Keberadaan gunung es besar di dekat wilayah ini dapat mengganggu pola migrasi dan perburuan makanan hewan-hewan tersebut. Misalnya, penguin mungkin harus berenang ratusan mil lebih jauh hanya untuk menemukan sumber makanan, tergantung dari posisi gunung es tersebut. Selain itu, lelehan dari gunung es juga berpotensi mengubah suhu serta kadar garam di perairan sekitarnya, yang berdampak pada keseimbangan ekosistem laut.
Namun, beberapa peneliti juga melihat sisi positif dari fenomena ini. Lelehan es dipercaya dapat membawa nutrisi penting yang menyuburkan lautan dan mendukung pertumbuhan plankton, yang menjadi fondasi rantai makanan laut.
Kasus seperti ini bukan yang pertama bagi Georgia Selatan. Pada tahun 2020, gunung es besar lainnya, A68, sempat terjebak di dekat pulau tersebut dan menimbulkan kekhawatiran terhadap koloni penguin. Untungnya, A68 dengan cepat pecah akibat arus laut dan meleleh sebelum sempat menyebabkan kerusakan ekologis besar.
Fenomena pecahnya gunung es A23a kembali mengingatkan dunia akan dampak perubahan iklim akibat ulah manusia. Pemanasan global telah mempercepat mencairnya lapisan es di Antartika.

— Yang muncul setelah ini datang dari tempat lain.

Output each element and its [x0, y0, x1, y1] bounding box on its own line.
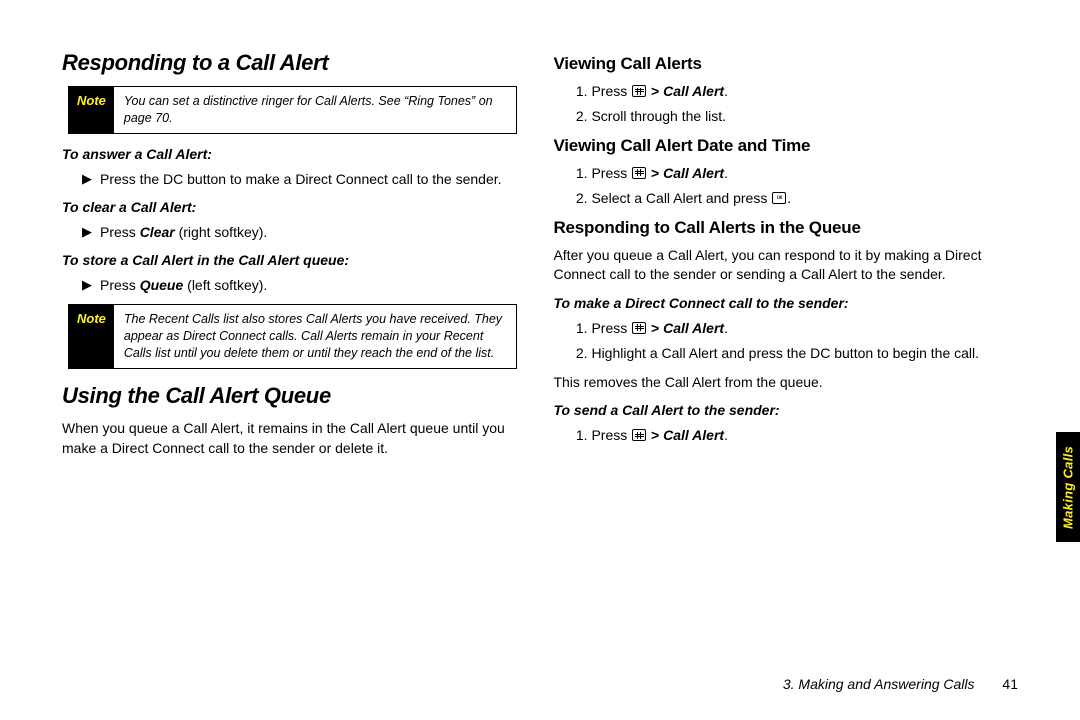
steps-viewing: Press > Call Alert. Scroll through the l… — [591, 82, 1018, 126]
sub-clear: To clear a Call Alert: — [62, 199, 517, 215]
t: Press — [591, 427, 631, 443]
bullet-clear: ▶ Press Clear (right softkey). — [82, 223, 517, 242]
t: Press — [100, 224, 140, 240]
footer: 3. Making and Answering Calls 41 — [783, 676, 1018, 692]
t: Call Alert — [663, 320, 724, 336]
step: Highlight a Call Alert and press the DC … — [591, 344, 1018, 363]
note-box-2: Note The Recent Calls list also stores C… — [68, 304, 517, 369]
bullet-answer: ▶ Press the DC button to make a Direct C… — [82, 170, 517, 189]
t: . — [724, 320, 728, 336]
step: Press > Call Alert. — [591, 82, 1018, 101]
body-responding-queue: After you queue a Call Alert, you can re… — [553, 246, 1018, 285]
steps-make-dc: Press > Call Alert. Highlight a Call Ale… — [591, 319, 1018, 363]
heading-viewing: Viewing Call Alerts — [553, 54, 1018, 74]
steps-send-alert: Press > Call Alert. — [591, 426, 1018, 445]
t: Call Alert — [663, 83, 724, 99]
bullet-store: ▶ Press Queue (left softkey). — [82, 276, 517, 295]
body-remove: This removes the Call Alert from the que… — [553, 373, 1018, 393]
menu-icon — [632, 167, 646, 179]
left-column: Responding to a Call Alert Note You can … — [62, 50, 517, 690]
note-label: Note — [69, 305, 114, 368]
t: Press — [591, 320, 631, 336]
t: Call Alert — [663, 165, 724, 181]
note-label: Note — [69, 87, 114, 133]
t: . — [787, 190, 791, 206]
heading-datetime: Viewing Call Alert Date and Time — [553, 136, 1018, 156]
right-column: Viewing Call Alerts Press > Call Alert. … — [553, 50, 1018, 690]
t: Press — [591, 165, 631, 181]
t: > — [647, 83, 663, 99]
page: Responding to a Call Alert Note You can … — [0, 0, 1080, 720]
heading-responding: Responding to a Call Alert — [62, 50, 517, 76]
t: Select a Call Alert and press — [591, 190, 771, 206]
t: Clear — [140, 224, 175, 240]
footer-page: 41 — [1002, 676, 1018, 692]
sub-make-dc: To make a Direct Connect call to the sen… — [553, 295, 1018, 311]
side-tab: Making Calls — [1056, 432, 1080, 542]
heading-responding-queue: Responding to Call Alerts in the Queue — [553, 218, 1018, 238]
t: Press — [100, 277, 140, 293]
note-box-1: Note You can set a distinctive ringer fo… — [68, 86, 517, 134]
step: Press > Call Alert. — [591, 319, 1018, 338]
t: > — [647, 427, 663, 443]
t: > — [647, 320, 663, 336]
t: (left softkey). — [183, 277, 267, 293]
t: > — [647, 165, 663, 181]
t: . — [724, 83, 728, 99]
note-text: You can set a distinctive ringer for Cal… — [114, 87, 517, 133]
t: Press — [591, 83, 631, 99]
step: Select a Call Alert and press . — [591, 189, 1018, 208]
step: Press > Call Alert. — [591, 426, 1018, 445]
bullet-mark-icon: ▶ — [82, 170, 100, 189]
body-queue: When you queue a Call Alert, it remains … — [62, 419, 517, 458]
t: (right softkey). — [175, 224, 268, 240]
bullet-text: Press Clear (right softkey). — [100, 223, 267, 242]
bullet-mark-icon: ▶ — [82, 223, 100, 242]
bullet-mark-icon: ▶ — [82, 276, 100, 295]
note-text: The Recent Calls list also stores Call A… — [114, 305, 517, 368]
t: Call Alert — [663, 427, 724, 443]
step: Scroll through the list. — [591, 107, 1018, 126]
steps-datetime: Press > Call Alert. Select a Call Alert … — [591, 164, 1018, 208]
menu-icon — [632, 429, 646, 441]
sub-answer: To answer a Call Alert: — [62, 146, 517, 162]
bullet-text: Press the DC button to make a Direct Con… — [100, 170, 502, 189]
menu-icon — [632, 85, 646, 97]
menu-icon — [632, 322, 646, 334]
sub-send-alert: To send a Call Alert to the sender: — [553, 402, 1018, 418]
t: . — [724, 165, 728, 181]
sub-store: To store a Call Alert in the Call Alert … — [62, 252, 517, 268]
ok-icon — [772, 192, 786, 204]
bullet-text: Press Queue (left softkey). — [100, 276, 267, 295]
footer-chapter: 3. Making and Answering Calls — [783, 676, 975, 692]
t: . — [724, 427, 728, 443]
step: Press > Call Alert. — [591, 164, 1018, 183]
t: Queue — [140, 277, 184, 293]
heading-queue: Using the Call Alert Queue — [62, 383, 517, 409]
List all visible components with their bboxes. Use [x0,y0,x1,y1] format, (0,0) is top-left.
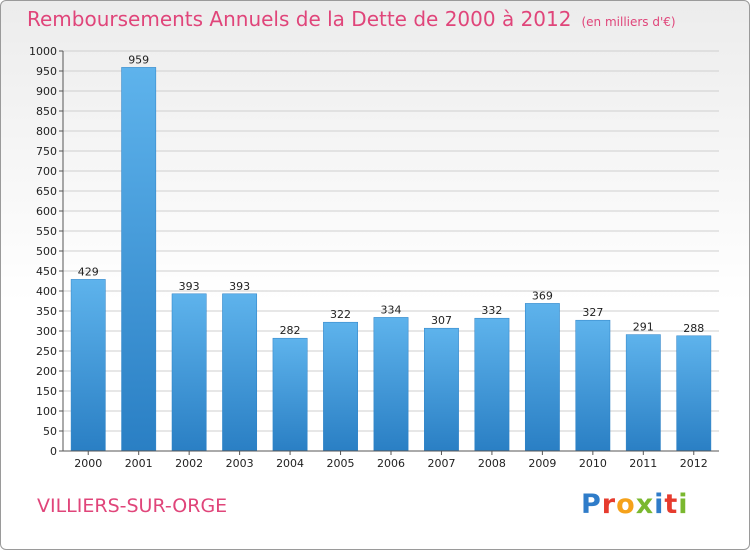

Para ilmuwan memprediksi bahwa dalam dekade-dekade mendatang, akan semakin banyak gunung es raksasa yang bergerak melintasi perairan Georgia Selatan dan wilayah sekitarnya.
Hancurnya A23a adalah cerminan dari perubahan besar yang sedang berlangsung di planet ini. Tidak hanya menjadi tontonan visual menakjubkan dari luar angkasa, gunung es yang runtuh ini juga menjadi pengingat bahwa setiap bongkahan yang mencair membawa dampak besar bagi bumi dan kehidupan di dalamnya.